Annoyed at his pedantry, Helena briskly stirred her hot drink. `Don't forget: we think that Saffia poisoned Metellus. We think we know how she did it too – but we still have no idea why.'

`Impatient to get at her legacy,' Aelianus replied.

`If they were lovers, it could be a love quarrel.' His brother, so used to wrangling with his wife, gloomily put up a counter-suggestion.

`I don't believe they were ever lovers.' Helena looked as if she had a theory. `I suspect Saffia Donata was just a very efficient blackmailer.' She would not tell us more. She said she did not have time to look into it today; she was going to see her father, to warn him we were all bankrupt. Meanwhile, she had one last instruction, this time for me. I had to visit the midwife Euboule, and her daughter Zeuko too, if the vigiles had released her.

That was a waste of time. Zeuko was still in custody, but if she was as hard-bitten as her mother, I would have obtained little from her.

Once I made my inspection of their house, I agreed with Helena that the children seemed well cared for and treated with kindness; there was no apparent reason why Ursulina Prisca had heaped disparagement on the two women. The house itself was well furnished and warm. A couple of young slave girls were playing with the children, who had a large toy collection. Walls and floors were covered in a collection of Eastern carpets, a highly unexpected luxury. Helena and I had no walls tapestried with Eastern carpets, even though they were attractive, useful as an investment, and difficult for casual thieves to whip away. My father had a few. But carpets were for auctioneers and kings; they were well out of our reach.

Euboule was a boot-faced, belligerent old bag of bones in layers of green and blue, with a heavy antique necklace that looked like real gold. I wondered how she had acquired it. The granulated links lay on a skinny chest. There was so little meat on her it seemed unlikely she had ever been full of milk for other women's babies, but no doubt her daughter was fully endowed now.

She stood up to my questioning like a hardened criminal. If I had not known she was a nurse and foster-mother, I would have thought she kept a chop-house with an upstairs brothel, or one of those back alley bath houses that are famous for perverted masseurs. She seemed ready for me; expecting to be tackled; determined not to give.

Taken with the expensive carpets, I knew what it meant: Euboule and Zeuko were being paid for their silence. Whether the income was current or only in the past, I could not tell. But at some point in their history this pair had been paid a great deal.

My sense of foreboding deepened.
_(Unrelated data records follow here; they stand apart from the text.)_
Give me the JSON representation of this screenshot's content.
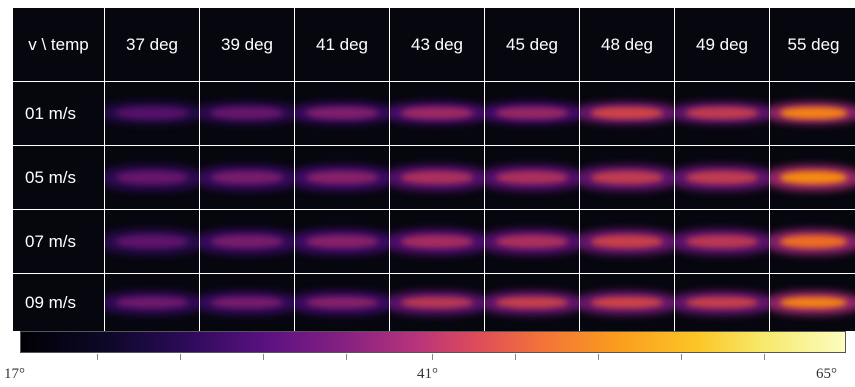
{
  "corner_label": "v \\ temp",
  "columns": [
    "37 deg",
    "39 deg",
    "41 deg",
    "43 deg",
    "45 deg",
    "48 deg",
    "49 deg",
    "55 deg"
  ],
  "rows": [
    "01 m/s",
    "05 m/s",
    "07 m/s",
    "09 m/s"
  ],
  "intensity": [
    [
      0.3,
      0.34,
      0.4,
      0.48,
      0.46,
      0.62,
      0.58,
      0.8
    ],
    [
      0.34,
      0.38,
      0.42,
      0.52,
      0.52,
      0.58,
      0.58,
      0.82
    ],
    [
      0.32,
      0.38,
      0.42,
      0.5,
      0.52,
      0.6,
      0.56,
      0.75
    ],
    [
      0.36,
      0.38,
      0.42,
      0.56,
      0.6,
      0.62,
      0.6,
      0.8
    ]
  ],
  "colorbar": {
    "labels": [
      "17°",
      "41°",
      "65°"
    ],
    "stops": [
      "#000004",
      "#2c0a59",
      "#8a2281",
      "#dd4a5c",
      "#fa9b1e",
      "#fcfdbf"
    ]
  }
}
I went to my banker for a rundown of my own assets; I was unimpressed. At least when I warned him I was done for, Nothokleptes scarcely blinked; he had heard this so often in my bachelor days. He would learn how serious it was now. A new villa at Neapolis was out, that was for sure.

It was another dreadful day, with thunder in the storms. Lightning flashed around the Forum as I made my way to the Basilica. Honorius must have persuaded Marponius to hold up the trial. Nothing was going on. Tomorrow we would have to come clean, though. I nearly decided to ask for a meeting with Paccius, but held off and went home to find out what the lads had turned up for us.

The Camillus brothers joined us that evening. Honorius was supposed to come too, though he never appeared.

Justinus had done a thorough job with the steward. He had learned that his name was Celadus. Now we had a written transcript of the story about Saffia's quails, plus further details about how Rubirius Metellus had begun feeling ill shortly after he ate them. Celadus had seen Metellus go out into the garden, gasping that he needed air. The steward then confirmed the sequence I had previously worked out: Calpurnia found her husband helpless and dying; she herself fetched a quilt for him; then when he passed away she hid the body. Negrinus was away in Lanuvium. Celadus thought he had gone to explain to Julius Alexander that Metellus had decided not to kill himself. When Negrinus returned to Rome, Calpurnia brought the body into the house and faked the scene of suicide.